From the literature, it is known that surgical guides decrease the amount of irrigation solution reaching the drill (Liu et al., 2018). The sleeve-holding part of the common guide in particular works like an umbrella that deflects irrigation from the drill (Liu et al., 2018). For traditional guides, different approaches have been presented in order to overcome the heat issue (Alevizakos et al., 2020). One of them is to design internal irrigation channels within the guide, allowing the irrigation solution to reach the drill through the guide (Alevizakos et al., 2020). In terms of irrigation, the FPD-shaped guide seems to block irrigation less than conventionally shaped guides.
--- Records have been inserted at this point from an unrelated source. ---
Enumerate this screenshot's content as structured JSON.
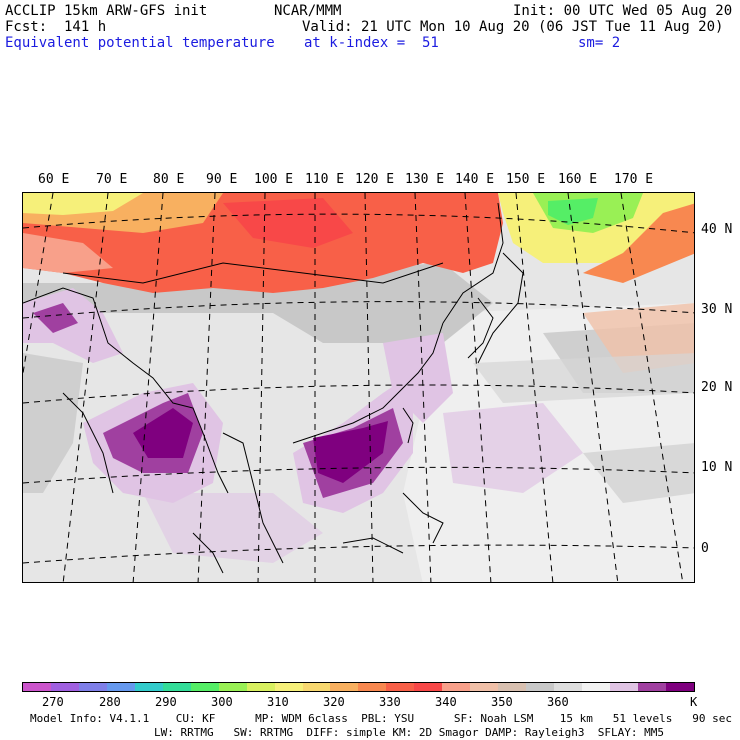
{
  "header": {
    "model_line": "ACCLIP 15km ARW-GFS init",
    "org": "NCAR/MMM",
    "init": "Init: 00 UTC Wed 05 Aug 20",
    "fcst": "Fcst:  141 h",
    "valid": "Valid: 21 UTC Mon 10 Aug 20 (06 JST Tue 11 Aug 20)",
    "field": "Equivalent potential temperature",
    "level": "at k-index =  51",
    "smooth": "sm= 2"
  },
  "map": {
    "lon_labels": [
      "60 E",
      "70 E",
      "80 E",
      "90 E",
      "100 E",
      "110 E",
      "120 E",
      "130 E",
      "140 E",
      "150 E",
      "160 E",
      "170 E"
    ],
    "lat_labels": [
      "40 N",
      "30 N",
      "20 N",
      "10 N",
      "0"
    ]
  },
  "colorbar": {
    "unit": "K",
    "tick_labels": [
      "270",
      "280",
      "290",
      "300",
      "310",
      "320",
      "330",
      "340",
      "350",
      "360"
    ],
    "colors": [
      "#cc55cc",
      "#a060e0",
      "#7f7fe8",
      "#6699ee",
      "#33cccc",
      "#33dd99",
      "#55ee66",
      "#99f055",
      "#d8f060",
      "#f6f07a",
      "#f8d870",
      "#f8b060",
      "#f88850",
      "#f86048",
      "#f84848",
      "#f8a08a",
      "#f0c0a8",
      "#d8c0b0",
      "#c8c8c8",
      "#dedede",
      "#f2f2f2",
      "#e0c4e4",
      "#a040a0",
      "#7f007f"
    ]
  },
  "footer": {
    "line1": "Model Info: V4.1.1    CU: KF      MP: WDM 6class  PBL: YSU      SF: Noah LSM    15 km   51 levels   90 sec",
    "line2": "LW: RRTMG   SW: RRTMG  DIFF: simple KM: 2D Smagor DAMP: Rayleigh3  SFLAY: MM5"
  }
}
In the future, it might be conceivable that a definitive FPD be used as a guide in similar cases and that after implant placement, this FPD be processed to single crowns. From a financial point of view, combining the prosthetic restoration with the surgical guide not only saves time but also saves on the cost of fabricating a guide. To achieve greater cost efficiency, modern CAD/CAM provisional materials (e.g., PEEK) could be used instead of zirconia for the temporary restoration or surgical guide. This approach involves planning, fabrication, and post-processing being completed in a single streamlined process. Additionally, the patient would require fewer appointments, positively impacting overall treatment efficiency. These assumptions should be further investigated to validate their effectiveness.

Conclusion

The usage of a temporary bridge restoration as a surgical guide might make the digital workflow of guided implant placement more efficient and increase the accuracy of implant placement. Furthermore, the workflow presented can also be transferred to other clinical cases, for instance, dentures. However, further studies are needed to confirm the possible advantages of the efficiency of this method.

Clinical relevance

The bridge-shaped guide might allow for higher efficiency in daily practice along with the other advantages of the conventional surgical guide.